Abstract Ajuvant therapy with molecularly targeted drugs has become the effective treatment for advanced hepatocellular carcinoma (HCC). While Hypoxia often induces changes in the tumor immune microenvironment and affects the progression of targeted drug resistance, there is a critically unmet need for effective identification of drug resistance progression to reverse targeted drug resistance. Herein, we identified 64 sorafenib-resistance genes for hierarchical clustering of 374 HCC patients in the TCGA database. The functional enrichment between low (LR-group) and high (HR-group) resistance groups was explored through GO, KEGG, GSVA, ssGSEA, CIBERSORT, XCELL and three hypoxia scoring formula.
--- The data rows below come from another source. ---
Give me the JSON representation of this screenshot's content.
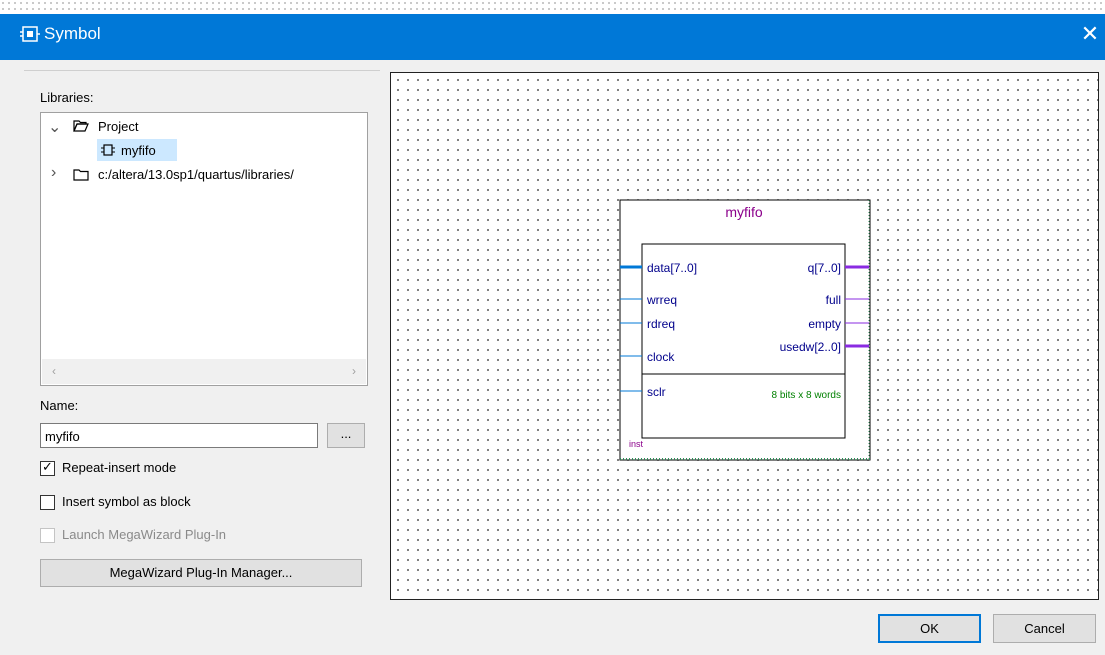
{
  "window": {
    "title": "Symbol",
    "close_glyph": "✕"
  },
  "left": {
    "libraries_label": "Libraries:",
    "tree": [
      {
        "label": "Project",
        "icon": "folder-open-icon",
        "chevron": "⌄"
      },
      {
        "label": "myfifo",
        "icon": "symbol-icon",
        "selected": true
      },
      {
        "label": "c:/altera/13.0sp1/quartus/libraries/",
        "icon": "folder-icon",
        "chevron": "›"
      }
    ],
    "name_label": "Name:",
    "name_value": "myfifo",
    "browse_label": "...",
    "options": {
      "repeat_insert": {
        "label": "Repeat-insert mode",
        "checked": true
      },
      "insert_block": {
        "label": "Insert symbol as block",
        "checked": false
      },
      "launch_mega": {
        "label": "Launch MegaWizard Plug-In",
        "checked": false,
        "disabled": true
      }
    },
    "megawizard_button": "MegaWizard Plug-In Manager..."
  },
  "symbol": {
    "name": "myfifo",
    "inputs": [
      "data[7..0]",
      "wrreq",
      "rdreq",
      "clock",
      "sclr"
    ],
    "outputs": [
      "q[7..0]",
      "full",
      "empty",
      "usedw[2..0]"
    ],
    "info": "8 bits x 8 words",
    "instance": "inst"
  },
  "buttons": {
    "ok": "OK",
    "cancel": "Cancel"
  },
  "colors": {
    "accent": "#0078d7",
    "title_purple": "#8b008b",
    "in_pin": "#0078d7",
    "out_pin": "#8a2be2",
    "info_green": "#008000"
  }
}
It was found that the upregulated epithelial-mesenchymal transition (EMT), higher hypoxic scores and lower CD8 + T cell infiltration in HR-group. we further identified that HR-group had higher CD8 + T cell exhaustion, and the immune checkpoints of CD8 + T cell involved in tumor antigen recognition disorders significantly increased. Furthermore, form hypoxia-related resistance gene signature (HDRGs)(including 9 key genes),we derive a risk score: the score correlates strongly with hypoxia, targeted drug resistance, CD8 + T cell infiltration and exhaustion and is accurately verified in TCGA, ICGC and GAO’ HCC Cohort. Additionaly, experimental verification showed that ADM were upregulated under hypoxia, so knockdown of ADM can inhibit EMT under hypoxia and increase the sensitivity of Lenvatinib. Collectively, this study reveals that hypoxia-induced dysfunction of CD8 + T cells causes drug resistance, which can be effectively predicted by our HDRGs, and broadly leveraging this risk score to provide guidance for tumor targeting and combination immunotherapy.